Smaida Greizi Nakamiba

Oyaarss

Ad Noiseam – 2012
par Bastien, le 26 février 2013
9

Il y a de ces albums que l'on découvre par hasard et qui dès la première écoute deviennent des disques de chevet. Cet album de Oyaarss est clairement de cette trempe, une droite savamment placée dans le foie. Producteur quasi inconnu, Oyaarss n'est pas signé sur un obscur label de Riga mais sur le très respecté label Ad Noiseam. De manière triviale, on pourrait décrire le son d'Oyaarss comme du drone, du noise et du modern classical. Mais cela serait faire peu de cas de la compléxité et du caractère unique de cette pépite. Réduire Oyaarss à un bidouilleur de musique expérimentale serait tout aussi faux et inapproprié. Le producteur letton nous fait découvrir autre chose: au-delà brutalité primaire du son, une sensibilité se fait jour.

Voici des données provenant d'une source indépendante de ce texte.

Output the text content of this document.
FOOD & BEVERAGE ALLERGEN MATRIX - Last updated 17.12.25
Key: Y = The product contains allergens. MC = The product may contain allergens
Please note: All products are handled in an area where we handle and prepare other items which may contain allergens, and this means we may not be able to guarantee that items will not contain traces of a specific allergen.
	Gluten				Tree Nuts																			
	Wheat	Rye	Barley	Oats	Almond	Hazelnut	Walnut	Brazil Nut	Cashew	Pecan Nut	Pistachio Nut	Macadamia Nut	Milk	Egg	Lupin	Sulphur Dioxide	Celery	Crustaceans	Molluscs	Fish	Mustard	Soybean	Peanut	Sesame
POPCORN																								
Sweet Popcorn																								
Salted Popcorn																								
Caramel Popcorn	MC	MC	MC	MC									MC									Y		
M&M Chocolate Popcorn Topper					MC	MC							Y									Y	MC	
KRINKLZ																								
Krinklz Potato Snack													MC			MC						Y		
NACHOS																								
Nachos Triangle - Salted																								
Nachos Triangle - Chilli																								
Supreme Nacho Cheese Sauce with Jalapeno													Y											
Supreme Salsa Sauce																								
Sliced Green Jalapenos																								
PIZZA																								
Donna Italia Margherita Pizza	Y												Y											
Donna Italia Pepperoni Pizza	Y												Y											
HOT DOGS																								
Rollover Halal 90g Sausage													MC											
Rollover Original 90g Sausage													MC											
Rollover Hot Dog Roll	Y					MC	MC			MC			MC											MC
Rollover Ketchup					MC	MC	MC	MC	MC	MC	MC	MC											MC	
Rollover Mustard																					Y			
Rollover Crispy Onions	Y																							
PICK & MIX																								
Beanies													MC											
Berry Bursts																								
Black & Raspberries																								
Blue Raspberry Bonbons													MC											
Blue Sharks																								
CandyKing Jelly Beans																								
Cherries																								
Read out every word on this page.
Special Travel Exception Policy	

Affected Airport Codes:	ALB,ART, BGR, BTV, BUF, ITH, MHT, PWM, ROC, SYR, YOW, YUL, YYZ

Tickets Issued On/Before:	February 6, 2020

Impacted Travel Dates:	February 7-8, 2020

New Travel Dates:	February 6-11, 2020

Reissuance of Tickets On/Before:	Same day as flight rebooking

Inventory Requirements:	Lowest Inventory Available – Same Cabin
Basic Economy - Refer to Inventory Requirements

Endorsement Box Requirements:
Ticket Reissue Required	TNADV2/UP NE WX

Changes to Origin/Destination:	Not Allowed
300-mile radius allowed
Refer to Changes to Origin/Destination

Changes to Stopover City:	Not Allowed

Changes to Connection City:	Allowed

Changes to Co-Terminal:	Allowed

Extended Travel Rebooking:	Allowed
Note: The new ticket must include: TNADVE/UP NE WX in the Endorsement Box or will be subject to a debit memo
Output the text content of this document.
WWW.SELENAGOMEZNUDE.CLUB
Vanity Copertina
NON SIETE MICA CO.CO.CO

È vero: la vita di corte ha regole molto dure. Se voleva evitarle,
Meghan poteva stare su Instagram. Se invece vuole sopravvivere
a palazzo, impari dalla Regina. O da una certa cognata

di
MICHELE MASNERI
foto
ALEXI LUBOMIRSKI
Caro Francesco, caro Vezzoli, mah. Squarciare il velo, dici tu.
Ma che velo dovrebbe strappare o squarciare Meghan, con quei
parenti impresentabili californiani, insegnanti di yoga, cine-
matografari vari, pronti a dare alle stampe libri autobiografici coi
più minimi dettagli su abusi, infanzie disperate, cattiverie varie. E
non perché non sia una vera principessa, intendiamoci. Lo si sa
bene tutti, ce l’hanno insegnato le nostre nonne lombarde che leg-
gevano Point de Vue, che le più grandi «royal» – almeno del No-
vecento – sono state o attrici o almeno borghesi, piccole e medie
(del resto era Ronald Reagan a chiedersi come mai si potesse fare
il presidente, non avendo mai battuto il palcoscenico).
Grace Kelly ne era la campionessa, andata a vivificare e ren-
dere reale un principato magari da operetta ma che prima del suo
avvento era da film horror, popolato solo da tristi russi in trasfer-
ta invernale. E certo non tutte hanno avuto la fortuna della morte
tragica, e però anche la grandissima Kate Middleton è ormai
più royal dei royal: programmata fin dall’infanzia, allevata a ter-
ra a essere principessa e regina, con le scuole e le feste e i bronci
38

Album au nom imprononçable, Smaida Greizi Nakamiba se décompose en 9 morceaux, tous savamment agencés pour donner une unité et permettre à cette fresque musicale de se déployer. Entre le morceau d'ouverture "Smaida Greizi Nakamiba" d'une violence outrancière, la montée suffocante post-rock/IDM de "Nazabeistis", les sanglots de "Bads esmu esi" et le final sous forme d'apothéose de "Laimigas beigas", c'est toute une palette d'émotions qui est ici déployée. La colère, la tristesse, la déception mais aussi la contemplation s'entremêlent tour à tour pour saper les dernières résistances de l'auditeur.

Smaida Greizi Nakamiba est la mise sous forme sonore du chaos et de la désolation. Ce disque cinématographique offre à l'auditeur une plongée dans les ruines post-apocalyptiques d'une ville. Une tension insoutenable parcourt tout l'album. Insidieusement, l'affect prend le pas sur la simple écoute musicale. L'auditeur devient un simple spectateur et s'abandonne à ces visions de villes détruites. Le monde construit par Oyaarss nous dévoile un univers où l'homme a disparu. Restent des souvenirs, des vestiges et de la souffrance. Toute l'alchimie de Smaida Greizi Nakamiba tient alors dans la capacité à tourner la brutalité et la rugosité des sons en un ensemble sensible et subtil, ce qui, vu la déflagration provoquée à chaque kick, n’était pas gagné.

Oyaarss nous offre avant tout un album qui se vit plus qu'il ne s'écoute, mais c'est bien toute la maîtrise musicale de l'artiste qui permet à cet album de nous faire vivre tant de choses. A chaque moment, la forme sert le fond pour nous offrir un très grand disque.